Edgar Vhera Agriculture Specialist Writer
ON the backdrop of escalating climate change challenges that continue to threaten the future of rain-fed agriculture, farmers have urged Government, private sector and development partners to develop micro-irrigation kits to enable dry land farmers to tame the harsh effects of climate change and practise all-year round production as well.
This came out during the annual national agribusiness conference held at the 113th edition of the Zimbabwe Agricultural Show (ZAS) in Harare recently.
Zimbabwe Farmers Union (ZFU) secretary general Mr Paul Zakariya challenged all stakeholders to work together and ensure micro-irrigation kits were manufactured and installed to give impetus to irrigation development throughout the country.
“As a farmer, I am begging those with the capacity to invest in micro-irrigation kits to do so. This can help ensure food and nutrition security, apart from taming the effects of climate change. If farmers have adequate moisture, they will find seed to plant on their portions of land throughout the year and liberate themselves from poverty in line with the Vision 2030 objective,” Mr Zakariya said.
Drip is a type of micro-irrigation system that has the potential to save water and nutrients by allowing water to drip slowly to the roots of plants, either from above or below the soil surface. This places the water directly into the root zone and minimise evaporation.
Mr Zakariya criticised the hosting of high level climate change conferences that come up with resolutions to mitigate climate change yet the farmers who bear the brunt of climate change are not invited.
“When climate change conferences are held, I always find it difficult to understand why the farmer is not invited to add his voice and pulse to the proceedings. Big words such as carbon sequestration and adaptation, which the farmer does not understand, are used in efforts to find solutions the climate change problem,” he said.
He said ZFU had been directly involved in the implementation of climate change adaptation initiatives since 2009 under the Union Project funded by European Union (EU), farmer-led scaling up of conservation agriculture adoption funded by Norwegian Agency for Development Cooperation (NORAD), information and communication technologies (ICT) based climate resilient solutions funded by Technical Centre for Agricultural and Rural Cooperation (CTA) and Climate Smart Agriculture (CSA) advocacy funded by Southern African Confederation of Agricultural Unions (SACAU/NORAD).
“ZFU successfully implemented a conservation agriculture (CA) project in six of Zimbabwe’s districts between 2013-2017 to upscale its adoption through the design of innovative ways of using youths as agents of change in youth farmer clubs.
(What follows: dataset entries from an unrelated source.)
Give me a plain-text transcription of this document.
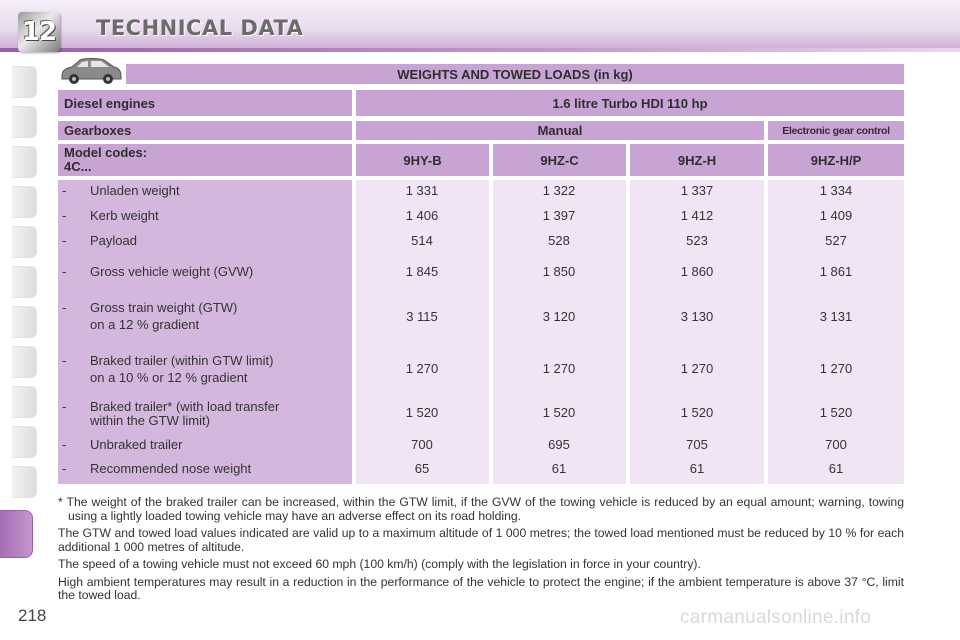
12 TECHNICAL DATA
218
WEIGHTS AND TOWED LOADS (in kg)
Diesel engines	1.6 litre Turbo HDI 110 hp
Gearboxes	Manual	Electronic gear control
Model codes:
4C...	9HY-B	9HZ-C	9HZ-H	9HZ-H/P
- Unladen weight	1 331	1 322	1 337	1 334
- Kerb weight	1 406	1 397	1 412	1 409
- Payload	514	528	523	527
- Gross vehicle weight (GVW)	1 845	1 850	1 860	1 861
- Gross train weight (GTW)
on a 12 % gradient
3 115	3 120	3 130	3 131
- Braked trailer (within GTW limit)
on a 10 % or 12 % gradient
1 270	1 270	1 270	1 270
- Braked trailer* (with load transfer
within the GTW limit)
1 520	1 520	1 520	1 520
- Unbraked trailer	700	695	705	700
- Recommended nose weight	65	61	61	61

* The weight of the braked trailer can be increased, within the GTW limit, if the GVW of the towing vehicle is reduced by an equal amount; warning, towing using a lightly loaded towing vehicle may have an adverse effect on its road holding.

The GTW and towed load values indicated are valid up to a maximum altitude of 1 000 metres; the towed load mentioned must be reduced by 10 % for each additional 1 000 metres of altitude.

The speed of a towing vehicle must not exceed 60 mph (100 km/h) (comply with the legislation in force in your country).

High ambient temperatures may result in a reduction in the performance of the vehicle to protect the engine; if the ambient temperature is above 37 °C, limit the towed load.

carmanualsonline.info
Over 8 000 farmers benefitted from the project through establishment of CA demonstration plots within a period of four years,” the ZFU boss said.
Mr Zakariya cited the limited access to mechanised systems to support CSA as the main impediment to mitigate effects of climate change.
Manufacturers of heavy tractors are including attachments such as ploughs that disturb soil structure, he said.
The Government has upped its climate change fight by constructing dams to enable irrigation of crops. This has seen increased production of wheat under irrigation from last year’s 80 885 to over 90 000 hectares this year.
The ‘dam is not the project, but what the water is intended to do’ concept introduced by President Mnangagwa has seen the area under irrigation rising 29 percent from 150 000 hectares in 2020 to 193 000 hectares in 2022.
Department of Agricultural Engineering, Mechanisation and Soil Conservation chief director, Mr Edwin Zimhunga recently said the Government was crowding in the private sector under the Agricultural Mechanisation Development Alliance (AMDA) project to produce scale-appropriate technology, like 15 to 50 horse power tractors, from a smallholder farmer perspective.
“A power tiller being used for tilling a small piece of land is more appropriate than a tractor and plough aggregate. Likewise, the use of a mini-combine would be more scale appropriate for a small rice farm than a big combine harvester,” he said.
Scale-appropriate mechanisation means that the equipment promoted and used suits the needs of the smallholder farmer in terms of farm size and general production conditions.
Mechanisation increases operational efficiency and productivity, as farming operations can be executed more effectively. The use of a two-wheel tractor and CSA implements will reduce drudgery in Pfumvudza/Intwasa potholing exercise as well as maintaining soil structure.